Sunday, January 18, 2009

Immersion

“In the destructive element immerse.”

- Joseph Conrad (Lord Jim)
Perhaps one of the worst things about the traumatic experience is the passivity. In comparison, all other passivities seem mild. Tragic self-overcoming begins when, in the deepest passivity, one experiences the upsurge of something that is in radical opposition to that passivity. To delve into the trauma in search of the bitterest truths about human nature and ourselves – that is the only way to transform passivity into activity, because it is the only response that accords one’s disorder the contempt it deserves. Though the choice to immerse oneself in the process of tragic reasoning is the turning point, there is nothing heroic or grandiose about its assumption. This act is only equal to the terror that attends it. The possibility and terms of change are here experienced for the first time as an existential process that involves far more than thought and deliberation. Change is the process of engaging conflicts that have a deeper hold in one’s psyche than anything else. Hamlet can think all day, yet until his thought crashes against the concrete circumstances of his inner paralysis, nothing can happen. Agon is that destiny of the human being which is only engaged when the effort at reversal confronts that within oneself that absolutely resists that effort. This is the battle that must be engaged.

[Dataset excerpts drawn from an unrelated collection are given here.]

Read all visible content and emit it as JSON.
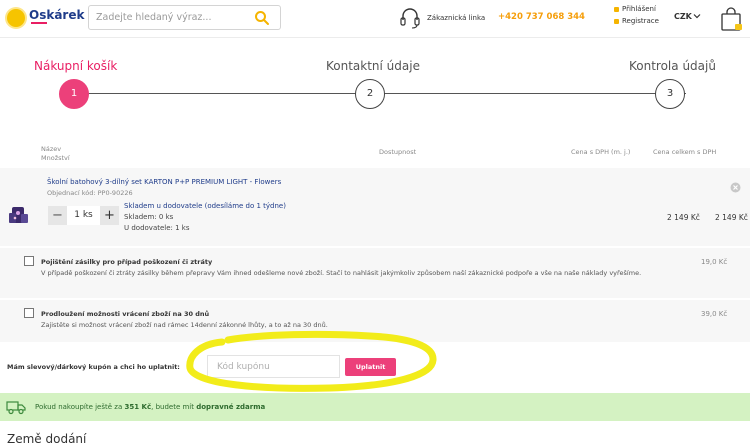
{
  "header": {
    "logo_text": "Oskárek",
    "search_placeholder": "Zadejte hledaný výraz...",
    "phone_label": "Zákaznická linka",
    "phone_number": "+420 737 068 344",
    "login": "Přihlášení",
    "register": "Registrace",
    "currency": "CZK"
  },
  "steps": [
    {
      "title": "Nákupní košík",
      "number": "1",
      "active": true
    },
    {
      "title": "Kontaktní údaje",
      "number": "2",
      "active": false
    },
    {
      "title": "Kontrola údajů",
      "number": "3",
      "active": false
    }
  ],
  "table_headers": {
    "name": "Název",
    "quantity": "Množství",
    "availability": "Dostupnost",
    "price": "Cena s DPH (m. j.)",
    "total": "Cena celkem s DPH"
  },
  "product": {
    "title": "Školní batohový 3-dílný set KARTON P+P PREMIUM LIGHT - Flowers",
    "code": "Objednací kód: PP0-90226",
    "qty_minus": "−",
    "quantity": "1 ks",
    "qty_plus": "+",
    "delivery": "Skladem u dodovatele (odesíláme do 1 týdne)",
    "stock": "Skladem: 0 ks",
    "supplier": "U dodovatele: 1 ks",
    "unit_price": "2 149 Kč",
    "total_price": "2 149 Kč"
  },
  "services": [
    {
      "title": "Pojištění zásilky pro případ poškození či ztráty",
      "description": "V případě poškození či ztráty zásilky během přepravy Vám ihned odešleme nové zboží. Stačí to nahlásit jakýmkoliv způsobem naší zákaznické podpoře a vše na naše náklady vyřešíme.",
      "price": "19,0 Kč"
    },
    {
      "title": "Prodloužení možnosti vrácení zboží na 30 dnů",
      "description": "Zajistěte si možnost vrácení zboží nad rámec 14denní zákonné lhůty, a to až na 30 dnů.",
      "price": "39,0 Kč"
    }
  ],
  "coupon": {
    "label": "Mám slevový/dárkový kupón a chci ho uplatnit:",
    "placeholder": "Kód kupónu",
    "button": "Uplatnit"
  },
  "free_shipping": {
    "prefix": "Pokud nakoupíte ještě za",
    "amount": "351 Kč",
    "middle": ", budete mít",
    "emphasis": "dopravné zdarma"
  },
  "country_title": "Země dodání",
  "colors": {
    "accent": "#ec407a",
    "brand": "#1f3c8a",
    "phone": "#f59e0b",
    "highlight": "#f2ec1a",
    "free_shipping_bg": "#d4f2c2"
  }
}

Memory can only take one so far, and ultimately, one must engage the conflicts it recovers. The only way to do so is by immersing oneself in the traumatic space. Minimizing or resolving the situation is the thing most to be feared, since thereby the destructive force is given the power to extinguish anything within that opposes it. What we are is a result of what we do in those situations that are pregnant with the conflicts that define us. This process would have us stand before the prospect of living without the thing the super-ego gives us in return for our obedience: certitude, direction, and the comfort of those guarantees that protect us from the burdens that a free subject must take upon itself. The call of the tragic is the call to suffering. Suffering is the deepest voice within us summoning us to our innermost possibility: to live out the full complexity of our relationship to ourselves by engaging the agons that define and maximize it.